Find the Peak Sun Hours for Your Location
Next, use the map below to find the average peak sunlight hours for your area. A peak sun-hour is an hour during which the intensity of sunlight is 1,000 watts per square meter. This step is very important because not all areas of the world receive the same amount of sunlight. This diagram is simplified for the purposes of the article but can provide a rough estimate of the peak sunlight hours.
Calculate your System Size in kW Based on Your Energy Usage and Location
After you have your monthly kWh and peak sunlight hours, use the equation below to calculate your total kW output. Take your monthly kWh energy requirement from above (we assumed a house that used 1,000 kWh per month) and divide by your peak sun-hours x 30. This will give you to total kW output you need for your system.
kWh per month / (avg sunlight per day * 30) = kW solar system
For example, if you’re using 1000 kWh per month and your location has an average 5.0 hours of sunlight per day, your equation would look like:
1000 / (5 x 30) = 6.66 kW
If you want your building to be completely Net Zero, your solar array will need to produce at least 6.66 kW of energy per month based on the calculation above. This is easily achievable with the current technology and products available on the market. The average solar PV system size in the U.S is around 6 (kW). Again, this is an average and can vary widely based on location and power usage in the building.
Calculate How Many Panels You Need
After we know our system output requirements, we can calculate how many panels we need to provide the required power. Today, you can buy solar panels that range from around 45 -315 Watts. Solar panels typically cost $3.05 per watt in 2019. This means that a 6-kW array would cost approximately $18,300 before any tax credits. If you are constricted with the area to locate your solar array, consider purchasing higher wattage panels so you can have fewer panels. To calculate how many panels you will need, first multiply your energy usage per month (in kW) x 1000 to get watts. For example, a 6.66 kW system is equal to a 6,660 W system. We are simply converting kilowatts to watts.
6.66kW x 1000 = 6600 watts
Then divide the kW output by your panel’s efficiency (let’s assume we are using 250-watt panels) to get the total number of solar panels for your system. The calculation would look like this:
6660 watts / 250 watts per panel = 26.64 solar panels
So, to install a 6.66 kW solar array, which will produce 1000 kWh per month in 5.5 hours of direct sunlight, will require (27), 250-watt solar panels.
Locating Your PV System
As mentioned above, you will want to measure the amount of area you have to install your system.
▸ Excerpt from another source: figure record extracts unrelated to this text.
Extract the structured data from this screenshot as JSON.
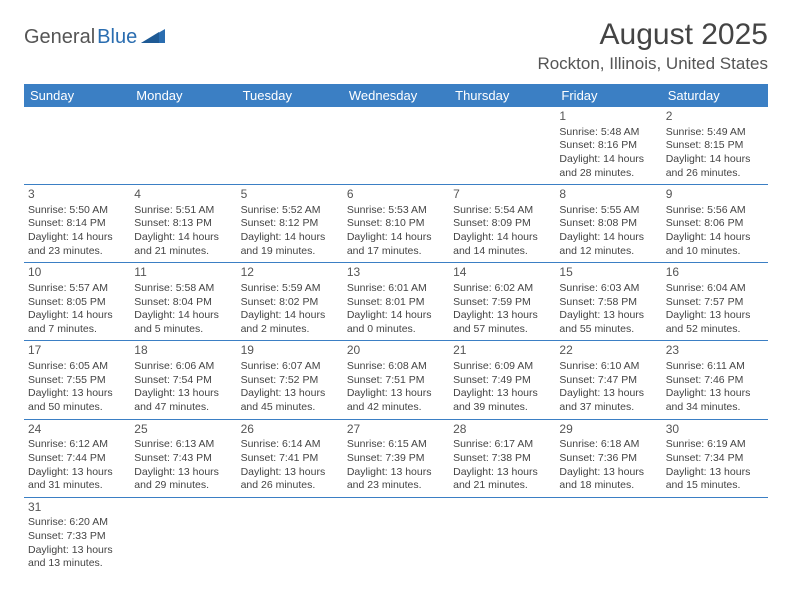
{
  "logo": {
    "part1": "General",
    "part2": "Blue"
  },
  "title": "August 2025",
  "location": "Rockton, Illinois, United States",
  "colors": {
    "header_bg": "#3b7fc4",
    "header_text": "#ffffff",
    "border": "#3b7fc4",
    "text": "#444444",
    "logo_blue": "#2a6db0"
  },
  "weekdays": [
    "Sunday",
    "Monday",
    "Tuesday",
    "Wednesday",
    "Thursday",
    "Friday",
    "Saturday"
  ],
  "weeks": [
    [
      null,
      null,
      null,
      null,
      null,
      {
        "day": "1",
        "sunrise": "Sunrise: 5:48 AM",
        "sunset": "Sunset: 8:16 PM",
        "daylight1": "Daylight: 14 hours",
        "daylight2": "and 28 minutes."
      },
      {
        "day": "2",
        "sunrise": "Sunrise: 5:49 AM",
        "sunset": "Sunset: 8:15 PM",
        "daylight1": "Daylight: 14 hours",
        "daylight2": "and 26 minutes."
      }
    ],
    [
      {
        "day": "3",
        "sunrise": "Sunrise: 5:50 AM",
        "sunset": "Sunset: 8:14 PM",
        "daylight1": "Daylight: 14 hours",
        "daylight2": "and 23 minutes."
      },
      {
        "day": "4",
        "sunrise": "Sunrise: 5:51 AM",
        "sunset": "Sunset: 8:13 PM",
        "daylight1": "Daylight: 14 hours",
        "daylight2": "and 21 minutes."
      },
      {
        "day": "5",
        "sunrise": "Sunrise: 5:52 AM",
        "sunset": "Sunset: 8:12 PM",
        "daylight1": "Daylight: 14 hours",
        "daylight2": "and 19 minutes."
      },
      {
        "day": "6",
        "sunrise": "Sunrise: 5:53 AM",
        "sunset": "Sunset: 8:10 PM",
        "daylight1": "Daylight: 14 hours",
        "daylight2": "and 17 minutes."
      },
      {
        "day": "7",
        "sunrise": "Sunrise: 5:54 AM",
        "sunset": "Sunset: 8:09 PM",
        "daylight1": "Daylight: 14 hours",
        "daylight2": "and 14 minutes."
      },
      {
        "day": "8",
        "sunrise": "Sunrise: 5:55 AM",
        "sunset": "Sunset: 8:08 PM",
        "daylight1": "Daylight: 14 hours",
        "daylight2": "and 12 minutes."
      },
      {
        "day": "9",
        "sunrise": "Sunrise: 5:56 AM",
        "sunset": "Sunset: 8:06 PM",
        "daylight1": "Daylight: 14 hours",
        "daylight2": "and 10 minutes."
      }
    ],
    [
      {
        "day": "10",
        "sunrise": "Sunrise: 5:57 AM",
        "sunset": "Sunset: 8:05 PM",
        "daylight1": "Daylight: 14 hours",
        "daylight2": "and 7 minutes."
      },
      {
        "day": "11",
        "sunrise": "Sunrise: 5:58 AM",
        "sunset": "Sunset: 8:04 PM",
        "daylight1": "Daylight: 14 hours",
        "daylight2": "and 5 minutes."
      },
      {
        "day": "12",
        "sunrise": "Sunrise: 5:59 AM",
        "sunset": "Sunset: 8:02 PM",
        "daylight1": "Daylight: 14 hours",
        "daylight2": "and 2 minutes."
      },
      {
        "day": "13",
        "sunrise": "Sunrise: 6:01 AM",
        "sunset": "Sunset: 8:01 PM",
        "daylight1": "Daylight: 14 hours",
        "daylight2": "and 0 minutes."
      },
      {
        "day": "14",
        "sunrise": "Sunrise: 6:02 AM",
        "sunset": "Sunset: 7:59 PM",
        "daylight1": "Daylight: 13 hours",
        "daylight2": "and 57 minutes."
      },
      {
        "day": "15",
        "sunrise": "Sunrise: 6:03 AM",
        "sunset": "Sunset: 7:58 PM",
        "daylight1": "Daylight: 13 hours",
        "daylight2": "and 55 minutes."
      },
      {
        "day": "16",
        "sunrise": "Sunrise: 6:04 AM",
        "sunset": "Sunset: 7:57 PM",
        "daylight1": "Daylight: 13 hours",
        "daylight2": "and 52 minutes."
      }
    ],
    [
      {
        "day": "17",
        "sunrise": "Sunrise: 6:05 AM",
        "sunset": "Sunset: 7:55 PM",
        "daylight1": "Daylight: 13 hours",
        "daylight2": "and 50 minutes."
      },
      {
        "day": "18",
        "sunrise": "Sunrise: 6:06 AM",
        "sunset": "Sunset: 7:54 PM",
        "daylight1": "Daylight: 13 hours",
        "daylight2": "and 47 minutes."
      },
      {
        "day": "19",
        "sunrise": "Sunrise: 6:07 AM",
        "sunset": "Sunset: 7:52 PM",
        "daylight1": "Daylight: 13 hours",
        "daylight2": "and 45 minutes."
      },
      {
        "day": "20",
        "sunrise": "Sunrise: 6:08 AM",
        "sunset": "Sunset: 7:51 PM",
        "daylight1": "Daylight: 13 hours",
        "daylight2": "and 42 minutes."
      },
      {
        "day": "21",
        "sunrise": "Sunrise: 6:09 AM",
        "sunset": "Sunset: 7:49 PM",
        "daylight1": "Daylight: 13 hours",
        "daylight2": "and 39 minutes."
      },
      {
        "day": "22",
        "sunrise": "Sunrise: 6:10 AM",
        "sunset": "Sunset: 7:47 PM",
        "daylight1": "Daylight: 13 hours",
        "daylight2": "and 37 minutes."
      },
      {
        "day": "23",
        "sunrise": "Sunrise: 6:11 AM",
        "sunset": "Sunset: 7:46 PM",
        "daylight1": "Daylight: 13 hours",
        "daylight2": "and 34 minutes."
      }
    ],
    [
      {
        "day": "24",
        "sunrise": "Sunrise: 6:12 AM",
        "sunset": "Sunset: 7:44 PM",
        "daylight1": "Daylight: 13 hours",
        "daylight2": "and 31 minutes."
      },
      {
        "day": "25",
        "sunrise": "Sunrise: 6:13 AM",
        "sunset": "Sunset: 7:43 PM",
        "daylight1": "Daylight: 13 hours",
        "daylight2": "and 29 minutes."
      },
      {
        "day": "26",
        "sunrise": "Sunrise: 6:14 AM",
        "sunset": "Sunset: 7:41 PM",
        "daylight1": "Daylight: 13 hours",
        "daylight2": "and 26 minutes."
      },
      {
        "day": "27",
        "sunrise": "Sunrise: 6:15 AM",
        "sunset": "Sunset: 7:39 PM",
        "daylight1": "Daylight: 13 hours",
        "daylight2": "and 23 minutes."
      },
      {
        "day": "28",
        "sunrise": "Sunrise: 6:17 AM",
        "sunset": "Sunset: 7:38 PM",
        "daylight1": "Daylight: 13 hours",
        "daylight2": "and 21 minutes."
      },
      {
        "day": "29",
        "sunrise": "Sunrise: 6:18 AM",
        "sunset": "Sunset: 7:36 PM",
        "daylight1": "Daylight: 13 hours",
        "daylight2": "and 18 minutes."
      },
      {
        "day": "30",
        "sunrise": "Sunrise: 6:19 AM",
        "sunset": "Sunset: 7:34 PM",
        "daylight1": "Daylight: 13 hours",
        "daylight2": "and 15 minutes."
      }
    ],
    [
      {
        "day": "31",
        "sunrise": "Sunrise: 6:20 AM",
        "sunset": "Sunset: 7:33 PM",
        "daylight1": "Daylight: 13 hours",
        "daylight2": "and 13 minutes."
      },
      null,
      null,
      null,
      null,
      null,
      null
    ]
  ]
}
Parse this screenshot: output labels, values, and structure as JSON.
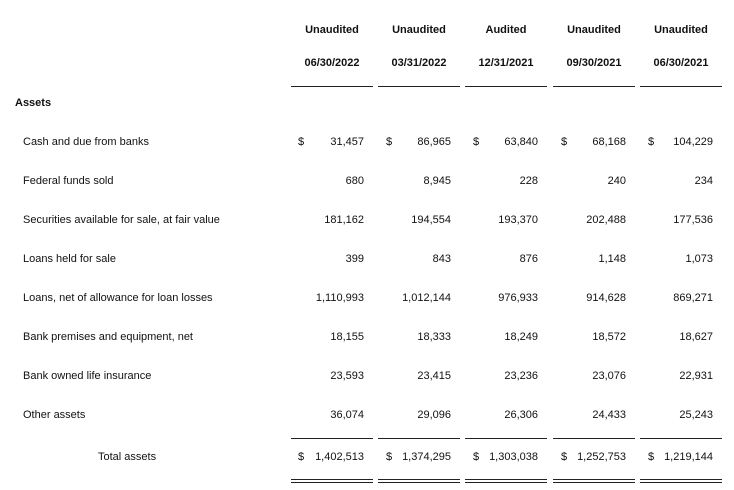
{
  "columns": [
    {
      "status": "Unaudited",
      "date": "06/30/2022"
    },
    {
      "status": "Unaudited",
      "date": "03/31/2022"
    },
    {
      "status": "Audited",
      "date": "12/31/2021"
    },
    {
      "status": "Unaudited",
      "date": "09/30/2021"
    },
    {
      "status": "Unaudited",
      "date": "06/30/2021"
    }
  ],
  "section_title": "Assets",
  "currency_symbol": "$",
  "rows": [
    {
      "label": "Cash and due from banks",
      "values": [
        "31,457",
        "86,965",
        "63,840",
        "68,168",
        "104,229"
      ]
    },
    {
      "label": "Federal funds sold",
      "values": [
        "680",
        "8,945",
        "228",
        "240",
        "234"
      ]
    },
    {
      "label": "Securities available for sale, at fair value",
      "values": [
        "181,162",
        "194,554",
        "193,370",
        "202,488",
        "177,536"
      ]
    },
    {
      "label": "Loans held for sale",
      "values": [
        "399",
        "843",
        "876",
        "1,148",
        "1,073"
      ]
    },
    {
      "label": "Loans, net of allowance for loan losses",
      "values": [
        "1,110,993",
        "1,012,144",
        "976,933",
        "914,628",
        "869,271"
      ]
    },
    {
      "label": "Bank premises and equipment, net",
      "values": [
        "18,155",
        "18,333",
        "18,249",
        "18,572",
        "18,627"
      ]
    },
    {
      "label": "Bank owned life insurance",
      "values": [
        "23,593",
        "23,415",
        "23,236",
        "23,076",
        "22,931"
      ]
    },
    {
      "label": "Other assets",
      "values": [
        "36,074",
        "29,096",
        "26,306",
        "24,433",
        "25,243"
      ]
    }
  ],
  "total": {
    "label": "Total assets",
    "values": [
      "1,402,513",
      "1,374,295",
      "1,303,038",
      "1,252,753",
      "1,219,144"
    ]
  }
}
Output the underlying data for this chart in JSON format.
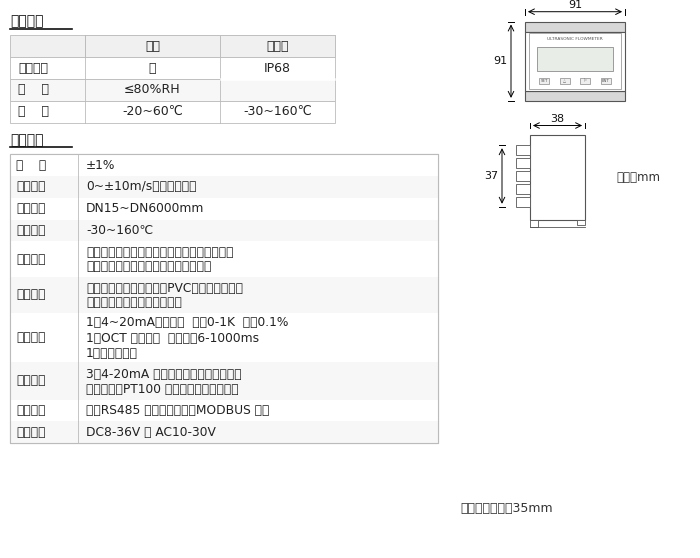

Measure the size of each panel based on the manufacturer and multiply the number of panels you need. If you have minimal area to work with, consider higher wattage panels to reduce the number of panels required. Factors such as panel orientation, tilt and shade from surrounding obstructions, will all have an effect of the efficiency of your system.
Shaded panels can have a significant negative impact on the efficiency of a solar system. Some studies have shown that if only 5% of the solar panel is shaded, it is possible to lose up to 80% of energy production from the panel.
Congratulations, you now have a general idea of your solar panel system requirements and position. This information can serve as a great starting point for designing your solar system.
It is important to note that this article is intended to help owners get a rough estimate of their solar requirements and costs. This is not a replacement for having a licensed electrical engineer/contractor design a system for you. We always recommend working with a licensed engineer and certified installer to implement your solar panel system into your project.